I’ve got a lot of jumbled thoughts in my head so I’m getting them out and on
paper the screen. I will say this, I’m not feeling depressed; just a little disappointed. I’m a pretty happy, upbeat person. I just sometimes need some place to get my feelings out, so here it is.
On leadership in the Scentsy world:
I often wonder if I’m cut out to have a team under me. At my largest we were a group of 8, now we’re down to 6 with the possibility of losing another at the end of the month. I understand that Scentsy isn’t for everyone, and not all are as driven as I am. I just wish I could do a better job at leading them. I watch trainings, attend team meetings, read about it, attend events, but need to make some actual systems and follow through. Of the things I want to do most are a welcome to the team packet and a promotion / incentive something or other for those on my team who promote and those who earn an incentive offered by Scentsy.

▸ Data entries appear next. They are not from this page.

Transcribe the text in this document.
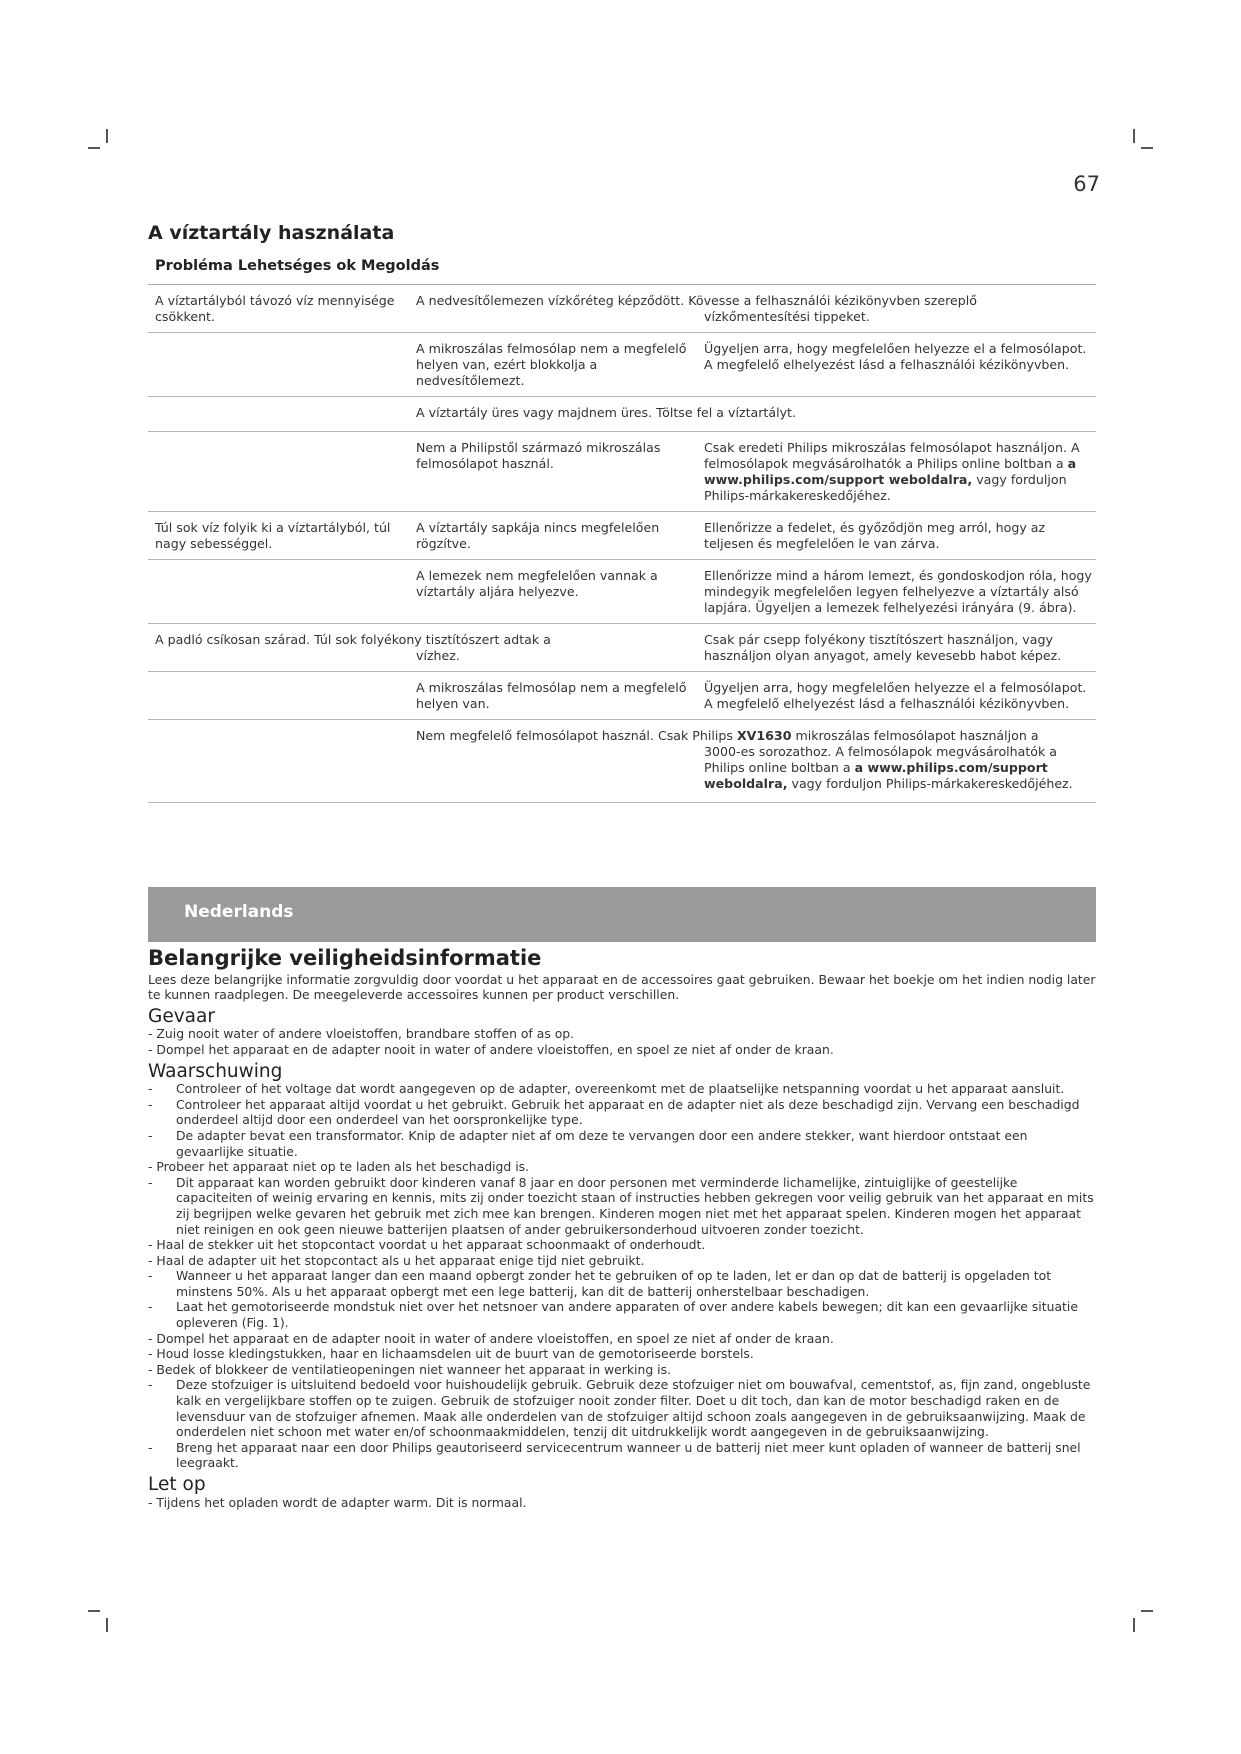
67
A víztartály használata
Probléma Lehetséges ok Megoldás
A víztartályból távozó víz mennyisége csökkent.
A nedvesítőlemezen vízkőréteg képződött. Kövesse a felhasználói kézikönyvben szereplő
vízkőmentesítési tippeket.
A mikroszálas felmosólap nem a megfelelő helyen van, ezért blokkolja a nedvesítőlemezt.
Ügyeljen arra, hogy megfelelően helyezze el a felmosólapot. A megfelelő elhelyezést lásd a felhasználói kézikönyvben.
A víztartály üres vagy majdnem üres. Töltse fel a víztartályt.
Nem a Philipstől származó mikroszálas felmosólapot használ.
Csak eredeti Philips mikroszálas felmosólapot használjon. A felmosólapok megvásárolhatók a Philips online boltban a a www.philips.com/support weboldalra, vagy forduljon Philips-márkakereskedőjéhez.
Túl sok víz folyik ki a víztartályból, túl nagy sebességgel.
A víztartály sapkája nincs megfelelően rögzítve.
Ellenőrizze a fedelet, és győződjön meg arról, hogy az teljesen és megfelelően le van zárva.
A lemezek nem megfelelően vannak a víztartály aljára helyezve.
Ellenőrizze mind a három lemezt, és gondoskodjon róla, hogy mindegyik megfelelően legyen felhelyezve a víztartály alsó lapjára. Ügyeljen a lemezek felhelyezési irányára (9. ábra).
A padló csíkosan szárad. Túl sok folyékony tisztítószert adtak a
vízhez.
Csak pár csepp folyékony tisztítószert használjon, vagy használjon olyan anyagot, amely kevesebb habot képez.
A mikroszálas felmosólap nem a megfelelő helyen van.
Ügyeljen arra, hogy megfelelően helyezze el a felmosólapot. A megfelelő elhelyezést lásd a felhasználói kézikönyvben.
Nem megfelelő felmosólapot használ. Csak Philips XV1630 mikroszálas felmosólapot használjon a
3000-es sorozathoz. A felmosólapok megvásárolhatók a
Philips online boltban a a www.philips.com/support weboldalra, vagy forduljon Philips-márkakereskedőjéhez.
Nederlands
Belangrijke veiligheidsinformatie

Lees deze belangrijke informatie zorgvuldig door voordat u het apparaat en de accessoires gaat gebruiken. Bewaar het boekje om het indien nodig later te kunnen raadplegen. De meegeleverde accessoires kunnen per product verschillen.

Gevaar

- Zuig nooit water of andere vloeistoffen, brandbare stoffen of as op.

- Dompel het apparaat en de adapter nooit in water of andere vloeistoffen, en spoel ze niet af onder de kraan.

Waarschuwing

- Controleer of het voltage dat wordt aangegeven op de adapter, overeenkomt met de plaatselijke netspanning voordat u het apparaat aansluit.

- Controleer het apparaat altijd voordat u het gebruikt. Gebruik het apparaat en de adapter niet als deze beschadigd zijn. Vervang een beschadigd onderdeel altijd door een onderdeel van het oorspronkelijke type.

- De adapter bevat een transformator. Knip de adapter niet af om deze te vervangen door een andere stekker, want hierdoor ontstaat een gevaarlijke situatie.

- Probeer het apparaat niet op te laden als het beschadigd is.

- Dit apparaat kan worden gebruikt door kinderen vanaf 8 jaar en door personen met verminderde lichamelijke, zintuiglijke of geestelijke capaciteiten of weinig ervaring en kennis, mits zij onder toezicht staan of instructies hebben gekregen voor veilig gebruik van het apparaat en mits zij begrijpen welke gevaren het gebruik met zich mee kan brengen. Kinderen mogen niet met het apparaat spelen. Kinderen mogen het apparaat niet reinigen en ook geen nieuwe batterijen plaatsen of ander gebruikersonderhoud uitvoeren zonder toezicht.

- Haal de stekker uit het stopcontact voordat u het apparaat schoonmaakt of onderhoudt.

- Haal de adapter uit het stopcontact als u het apparaat enige tijd niet gebruikt.

- Wanneer u het apparaat langer dan een maand opbergt zonder het te gebruiken of op te laden, let er dan op dat de batterij is opgeladen tot minstens 50%. Als u het apparaat opbergt met een lege batterij, kan dit de batterij onherstelbaar beschadigen.

- Laat het gemotoriseerde mondstuk niet over het netsnoer van andere apparaten of over andere kabels bewegen; dit kan een gevaarlijke situatie opleveren (Fig. 1).

- Dompel het apparaat en de adapter nooit in water of andere vloeistoffen, en spoel ze niet af onder de kraan.

- Houd losse kledingstukken, haar en lichaamsdelen uit de buurt van de gemotoriseerde borstels.

- Bedek of blokkeer de ventilatieopeningen niet wanneer het apparaat in werking is.

- Deze stofzuiger is uitsluitend bedoeld voor huishoudelijk gebruik. Gebruik deze stofzuiger niet om bouwafval, cementstof, as, fijn zand, ongebluste kalk en vergelijkbare stoffen op te zuigen. Gebruik de stofzuiger nooit zonder filter. Doet u dit toch, dan kan de motor beschadigd raken en de levensduur van de stofzuiger afnemen. Maak alle onderdelen van de stofzuiger altijd schoon zoals aangegeven in de gebruiksaanwijzing. Maak de onderdelen niet schoon met water en/of schoonmaakmiddelen, tenzij dit uitdrukkelijk wordt aangegeven in de gebruiksaanwijzing.

- Breng het apparaat naar een door Philips geautoriseerd servicecentrum wanneer u de batterij niet meer kunt opladen of wanneer de batterij snel leegraakt.

Let op

- Tijdens het opladen wordt de adapter warm. Dit is normaal.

I need to spend more time doing one-on-one training with my team; but it’s a matter of them agreeing to it. I’ve attempted team meetings (or more so, get togethers) and it’s happened once in three years, because we’re all just busy people.
On my weight:
I am very confident about my “four handers” my thick thighs. I often joke about #ChunkyChickConfessions but I’m 35, and closer to 40. I am not at a healthy weight. I bought myself a recumbent bike in late January / early February; and it’s currently still in the box waiting to be put together. Note to self: put this together over the weekend. I do not eat the best – it’s not easy to cook for one. I know people are all on the Keto train and my epileptic self gets frustrated by this; they need to be lucky it was not a prescribed thing for them. Back to my original jumbled thoughts. I’m doing much better with my sleep, and oftentimes wake up before my alarm during the week and even waking up before 8 on the weekends. I think I need to pick a few days a week, and get up and walk for 30 minutes then get ready and do the work thing. It’s getting old being fat. It’s getting even older not having many clothes that fit, and feeling good in the ones I do have.
I’m feeling a little lost in a way. Friendships have come and gone, more gone than come for me, but that’s okay it’s just the nature of it all. I’m feeling a little like I want to date, but don’t want to share my bed with anyone. A little lonely, but also content that I can eat what and when I want, read all day if I wish, only wake up and brush my teeth and not give a fuck about anything else. But let’s be real, I do the very minimum to be presentable day-to-day. Shower, no make up, very little hair fussing, clean clothes and go. I don’t wear make up, or have painted nails, or really much of anything that’s super girly. I kinda feel I need to change something; but I’m content-ish.
Since taking the Dave Ramsey Financial Peace University classes I’ve changed my outlook on money. I do not follow his plan to a T; but I am tracking my bills, my incoming and outgoing. I need to hone in on a few things like allot money for groceries, gas, other spending; we’ll call it fluff. Likely shit I can live without. My car is a 2008 and it’s needing a little more love than it required when I first bought it. Thankfully it’s paid off. I know the reality is that soon I’ll have to face the dilemma of paying for repairs or trading it in.
I need to stop being so lazy and take care of me, I need to work my Scentsy business a bit better, for myself, my customers, and my teammates. I need to eat better and incorporate some sort of exercise into my life even if it’s just walking. I need to just be a better me.